Typical of TAU assessments (submitted in English and French) are the following:

The use of image-free computer-assisted systems in total knee replacement surgeries (March 2007) – Recommendation: “There is no convincing evidence that demonstrates improved clinical outcomes with the computer assisted navigation systems in total knee replacement surgery. However, expert opinion believes that this technology is likely to decrease malalignment in some patients. For this reason it is recommended that funding for a limited number of cases (Max. 40) annually should be approved for use in patients at the highest risk of malalignment. This will also allow the MUHC and the CHUM to fulfill their role as educational institutions.”

Spinal Monitoring: Use of Intraoperative Neurophysiological Monitoring During Spinal Surgery (July 2005) – Conclusion: “There is good evidence to support the conclusion that intraoperative spinal monitoring during surgical procedures that involve risk of spinal cord injury is an effective procedure that is capable of substantially diminishing this risk.

“In the absence of any precise estimates it is reasonable, for the purpose of this decision, to assume that an expenditure of approximately $46,000 per year (or $460 per patient) might prevent one patient suffering serious permanent spinal cord injury and less serious complications or sequelae in approximately 2 other patients. Even if the cost of maintaining such patients is excluded, this is a highly acceptable cost to benefit ratio.”

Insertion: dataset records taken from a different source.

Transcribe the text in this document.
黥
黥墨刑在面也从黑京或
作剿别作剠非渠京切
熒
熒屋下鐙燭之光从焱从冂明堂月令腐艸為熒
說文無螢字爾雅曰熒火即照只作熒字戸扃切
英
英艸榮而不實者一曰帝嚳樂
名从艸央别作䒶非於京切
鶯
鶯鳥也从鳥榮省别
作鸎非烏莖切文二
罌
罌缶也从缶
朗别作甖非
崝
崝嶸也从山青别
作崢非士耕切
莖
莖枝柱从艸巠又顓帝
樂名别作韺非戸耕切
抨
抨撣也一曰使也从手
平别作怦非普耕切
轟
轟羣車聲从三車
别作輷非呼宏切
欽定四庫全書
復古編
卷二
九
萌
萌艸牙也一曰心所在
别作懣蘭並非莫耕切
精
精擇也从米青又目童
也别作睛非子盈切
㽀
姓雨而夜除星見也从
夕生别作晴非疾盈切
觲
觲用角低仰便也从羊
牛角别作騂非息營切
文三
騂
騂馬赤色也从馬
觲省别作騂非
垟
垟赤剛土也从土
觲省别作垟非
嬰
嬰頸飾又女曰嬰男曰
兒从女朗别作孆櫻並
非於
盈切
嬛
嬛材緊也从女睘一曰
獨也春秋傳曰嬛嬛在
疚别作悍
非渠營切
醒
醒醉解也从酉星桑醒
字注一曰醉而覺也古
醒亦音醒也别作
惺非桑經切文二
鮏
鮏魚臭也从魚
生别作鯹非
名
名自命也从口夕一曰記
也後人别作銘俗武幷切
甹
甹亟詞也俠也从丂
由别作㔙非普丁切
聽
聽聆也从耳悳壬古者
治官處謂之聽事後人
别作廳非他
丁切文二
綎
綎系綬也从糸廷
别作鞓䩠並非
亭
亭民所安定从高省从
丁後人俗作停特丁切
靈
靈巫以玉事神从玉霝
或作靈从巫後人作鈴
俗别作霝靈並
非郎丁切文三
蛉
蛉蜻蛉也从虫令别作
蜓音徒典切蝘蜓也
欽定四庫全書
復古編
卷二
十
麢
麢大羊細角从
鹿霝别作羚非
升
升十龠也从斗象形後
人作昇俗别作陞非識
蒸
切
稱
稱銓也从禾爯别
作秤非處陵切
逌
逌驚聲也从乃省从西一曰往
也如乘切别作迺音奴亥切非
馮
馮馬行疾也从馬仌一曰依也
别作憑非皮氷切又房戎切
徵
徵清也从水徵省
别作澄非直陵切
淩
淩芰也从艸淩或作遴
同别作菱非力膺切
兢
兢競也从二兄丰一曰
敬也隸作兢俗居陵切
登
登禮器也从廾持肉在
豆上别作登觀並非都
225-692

Dr. Brophy offers several cautions about such conclusions and recommendations found in his reports.

“First, we could be viewed as a barrier to technology uptake, but we are not. Indeed, I think if you broke down all our assessments, so far you’d find that for about one-third of them we said, no we don’t think this (technology) gives you good bang for your buck, another third we said, yes we’ll get considerable health benefits out of it at an acceptable cost and it should therefore be adopted. And about a third we said, maybe for targeted kinds of patients this would be a useful addition,” says Dr. Brophy. “Also it’s important to note that we are not a decision-making body. We’re simply here to improve decision-making and help ensure we are getting value for our money.”